If you’re sensing a theme in Kessler’s thinking, you’re right. The ideas he hopes to implement on the LPGA aren’t exactly beamed from a StarLink satellite via ChatGPT; they are adapted from the old school sports marketing playbook for modern times. And in a world where an audience can be built and cultivated without the help of a major television network, Kessler’s ideas reflect a flexibility to win at any cost.
Will these ideas make a significant difference in the business of women’s professional golf? It’s too early to tell. The original rules governing sports popularity haven’t changed — big stars compete on big stages in events that matter — and the LPGA still has its work cut out for those goals.
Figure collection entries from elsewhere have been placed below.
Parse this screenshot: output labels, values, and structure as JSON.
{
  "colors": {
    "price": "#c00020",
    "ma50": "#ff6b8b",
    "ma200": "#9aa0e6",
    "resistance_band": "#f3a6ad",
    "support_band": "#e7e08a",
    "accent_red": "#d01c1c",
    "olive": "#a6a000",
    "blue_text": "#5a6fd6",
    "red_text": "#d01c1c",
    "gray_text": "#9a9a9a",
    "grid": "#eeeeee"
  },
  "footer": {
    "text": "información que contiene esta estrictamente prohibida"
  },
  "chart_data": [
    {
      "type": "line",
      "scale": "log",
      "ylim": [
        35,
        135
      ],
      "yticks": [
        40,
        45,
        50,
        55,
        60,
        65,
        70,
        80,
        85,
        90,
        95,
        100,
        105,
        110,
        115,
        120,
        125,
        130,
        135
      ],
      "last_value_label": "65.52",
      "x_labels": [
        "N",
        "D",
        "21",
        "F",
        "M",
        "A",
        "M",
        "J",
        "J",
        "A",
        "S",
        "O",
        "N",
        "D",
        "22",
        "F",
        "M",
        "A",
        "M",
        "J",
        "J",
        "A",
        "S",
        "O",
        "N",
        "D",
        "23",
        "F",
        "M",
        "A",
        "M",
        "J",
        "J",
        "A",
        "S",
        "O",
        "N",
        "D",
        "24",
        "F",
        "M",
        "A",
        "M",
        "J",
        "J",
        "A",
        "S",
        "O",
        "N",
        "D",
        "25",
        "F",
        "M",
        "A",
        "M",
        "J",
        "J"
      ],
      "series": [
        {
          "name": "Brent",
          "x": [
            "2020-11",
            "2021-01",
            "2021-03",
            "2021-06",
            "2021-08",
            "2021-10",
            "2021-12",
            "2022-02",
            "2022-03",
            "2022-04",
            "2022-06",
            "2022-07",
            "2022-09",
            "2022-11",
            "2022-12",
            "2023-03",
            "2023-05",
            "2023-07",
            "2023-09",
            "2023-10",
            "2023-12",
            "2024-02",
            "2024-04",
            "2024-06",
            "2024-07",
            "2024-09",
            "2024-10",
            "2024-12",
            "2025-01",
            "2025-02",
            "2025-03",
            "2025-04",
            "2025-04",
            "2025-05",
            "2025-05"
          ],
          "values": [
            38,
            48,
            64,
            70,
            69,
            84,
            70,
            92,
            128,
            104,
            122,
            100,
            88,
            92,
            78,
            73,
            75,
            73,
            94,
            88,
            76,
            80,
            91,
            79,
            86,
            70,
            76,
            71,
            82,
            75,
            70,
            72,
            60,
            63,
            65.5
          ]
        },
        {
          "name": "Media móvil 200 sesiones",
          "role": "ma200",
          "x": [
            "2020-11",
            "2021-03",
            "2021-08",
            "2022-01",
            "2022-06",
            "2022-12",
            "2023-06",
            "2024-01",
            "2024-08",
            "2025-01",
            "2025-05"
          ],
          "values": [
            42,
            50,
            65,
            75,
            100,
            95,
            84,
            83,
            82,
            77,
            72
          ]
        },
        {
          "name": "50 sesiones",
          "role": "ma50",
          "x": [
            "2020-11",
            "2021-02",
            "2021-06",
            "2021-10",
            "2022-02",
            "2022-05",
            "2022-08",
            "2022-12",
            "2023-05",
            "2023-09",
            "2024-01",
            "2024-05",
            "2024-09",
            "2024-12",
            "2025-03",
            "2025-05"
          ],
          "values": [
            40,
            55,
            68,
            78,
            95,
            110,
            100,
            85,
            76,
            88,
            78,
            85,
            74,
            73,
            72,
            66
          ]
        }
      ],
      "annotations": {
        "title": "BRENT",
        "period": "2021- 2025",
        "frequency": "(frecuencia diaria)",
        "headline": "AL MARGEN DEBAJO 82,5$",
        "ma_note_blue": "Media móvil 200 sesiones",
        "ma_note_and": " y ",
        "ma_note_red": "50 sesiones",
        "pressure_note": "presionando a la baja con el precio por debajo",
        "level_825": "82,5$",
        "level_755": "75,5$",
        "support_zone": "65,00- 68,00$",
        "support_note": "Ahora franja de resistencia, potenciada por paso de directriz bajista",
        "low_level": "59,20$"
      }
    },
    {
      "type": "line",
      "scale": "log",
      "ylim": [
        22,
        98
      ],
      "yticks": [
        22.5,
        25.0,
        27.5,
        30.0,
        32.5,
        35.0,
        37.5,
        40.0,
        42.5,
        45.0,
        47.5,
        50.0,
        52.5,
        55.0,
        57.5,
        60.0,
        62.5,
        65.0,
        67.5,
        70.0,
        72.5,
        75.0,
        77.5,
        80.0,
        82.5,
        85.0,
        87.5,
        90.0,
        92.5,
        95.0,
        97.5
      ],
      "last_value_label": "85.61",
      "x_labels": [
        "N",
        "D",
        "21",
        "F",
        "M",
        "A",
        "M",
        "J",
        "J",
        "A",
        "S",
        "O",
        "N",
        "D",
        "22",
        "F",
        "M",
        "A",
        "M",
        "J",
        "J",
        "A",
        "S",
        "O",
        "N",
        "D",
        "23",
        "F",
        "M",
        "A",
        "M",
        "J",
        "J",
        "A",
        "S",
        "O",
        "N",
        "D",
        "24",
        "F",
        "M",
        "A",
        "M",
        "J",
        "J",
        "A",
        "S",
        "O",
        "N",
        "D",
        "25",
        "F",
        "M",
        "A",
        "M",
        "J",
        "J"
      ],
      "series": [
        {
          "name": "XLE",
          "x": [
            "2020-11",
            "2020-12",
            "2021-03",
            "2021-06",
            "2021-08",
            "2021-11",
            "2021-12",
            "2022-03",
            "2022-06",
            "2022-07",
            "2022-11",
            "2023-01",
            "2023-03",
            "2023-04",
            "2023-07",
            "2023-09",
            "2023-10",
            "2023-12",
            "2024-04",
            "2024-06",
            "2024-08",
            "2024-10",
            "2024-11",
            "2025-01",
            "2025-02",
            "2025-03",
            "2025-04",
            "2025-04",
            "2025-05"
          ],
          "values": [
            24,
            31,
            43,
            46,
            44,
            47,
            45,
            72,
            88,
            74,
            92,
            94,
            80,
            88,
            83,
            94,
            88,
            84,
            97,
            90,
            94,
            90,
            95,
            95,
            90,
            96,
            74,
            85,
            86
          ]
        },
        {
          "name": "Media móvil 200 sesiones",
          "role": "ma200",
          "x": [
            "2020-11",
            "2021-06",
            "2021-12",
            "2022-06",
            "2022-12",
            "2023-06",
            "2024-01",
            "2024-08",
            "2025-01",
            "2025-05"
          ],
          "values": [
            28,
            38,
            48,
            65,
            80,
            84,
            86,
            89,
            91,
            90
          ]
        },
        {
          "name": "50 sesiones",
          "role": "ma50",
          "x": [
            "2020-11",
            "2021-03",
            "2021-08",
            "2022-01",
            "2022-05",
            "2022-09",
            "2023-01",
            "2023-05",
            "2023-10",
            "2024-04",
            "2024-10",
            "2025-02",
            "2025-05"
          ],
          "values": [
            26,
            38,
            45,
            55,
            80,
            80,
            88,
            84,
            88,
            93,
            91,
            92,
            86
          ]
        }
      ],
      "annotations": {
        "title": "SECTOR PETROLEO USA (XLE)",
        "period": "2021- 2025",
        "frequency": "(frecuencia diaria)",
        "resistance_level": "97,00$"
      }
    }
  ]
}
But these are unusual times in professional sports. Large audiences have never been cheaper, easier or more accessible to reach in human history. Soon, AI-generated content could lower the barrier even further—and yes, Kessler has ideas for that, too.
“I think AI will feed the desire more than ever before for human connection,” he said. “Events like the Tournament of Champions feed perfectly into our innate desire that has evolved over millions of years for human connection.”
There is little debate that the LPGA requires a clear vision and good judgment.
The 40-year-old leader in women’s golf certainly has the former. What about the latter?
Well, maybe poor Richard can testify.